Venturi writes, I like elements that are hybrid rather than “pure,”
accommodating rather than excluding, inconsistent and equivocal
rather than clear. I am for messy vitality over obvious unity.
Venturi is (and you are not) an architect.
You are going out with an architect. Your mother
is an architect, and he is not your mother. So, this is good,
another word for women.
But the architect complains you are hard to read.
He complains you are hot and you are cold. You are
not porridge or a broken shower. You are also not an architect.

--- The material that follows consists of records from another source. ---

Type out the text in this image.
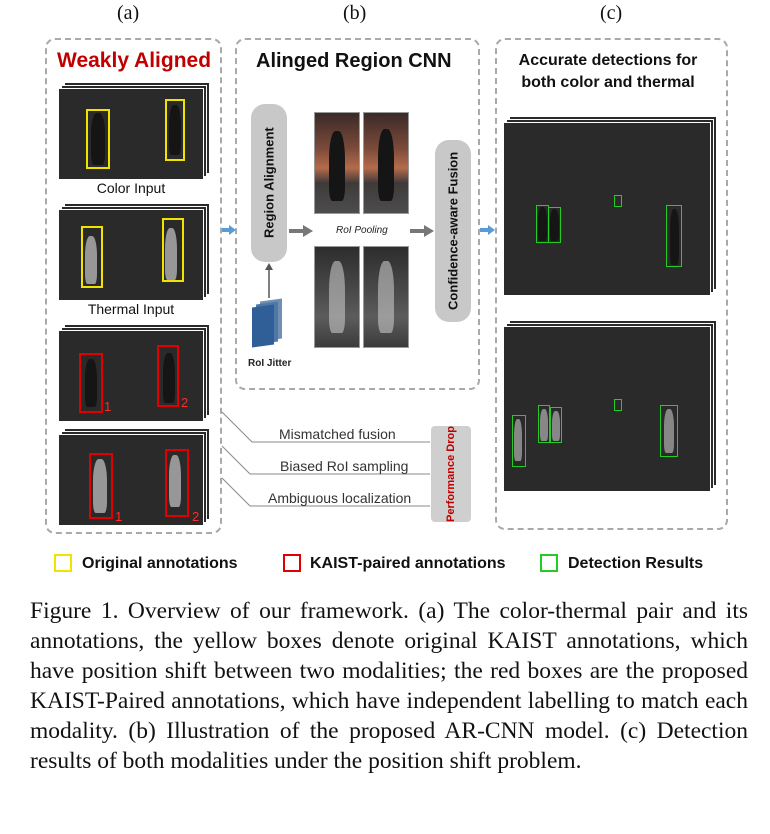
(a)	(b)	(c)
Weakly Aligned
Color Input
Thermal Input
1	2
1	2
Alinged Region CNN
Region Alignment
RoI Jitter
RoI Pooling	Confidence-aware Fusion
Mismatched fusion
Biased RoI sampling
Ambiguous localization	Performance Drop
Accurate detections for both color and thermal
Original annotations	KAIST-paired annotations	Detection Results
Figure 1. Overview of our framework. (a) The color-thermal pair and its annotations, the yellow boxes denote original KAIST annotations, which have position shift between two modalities; the red boxes are the proposed KAIST-Paired annotations, which have independent labelling to match each modality. (b) Illustration of the proposed AR-CNN model. (c) Detection results of both modalities under the position shift problem.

You are not a virgin or a mother. You must be
a prostitute, unless you are not a woman.
Author’s Note
The poem, like the body, has an architecture. Originally, I wrote this villanelle with line breaks, but I was unsatisfied with that architecture. I had read and admired a prose villanelle by Marianne Chan, so I also tried this poem in prose. Yet some of the more prosaic lines, especially the quotes from Irigaray and Venturi, lost their pleasure when placed in uninterrupted prose. Eventually, I settled on this hybrid—prose stanzas with horizontal (instead of vertical) line breaks. I had to shrink the right-hand margin of the page and use justification, tabs, and spaces to achieve it. I contemplated whether this was cheating. The architecture of this poem—a hewing to (as in adhering) and hewing of (as in cutting with heavy blows) the villanelle form—physically describes my relationship with the word “woman.”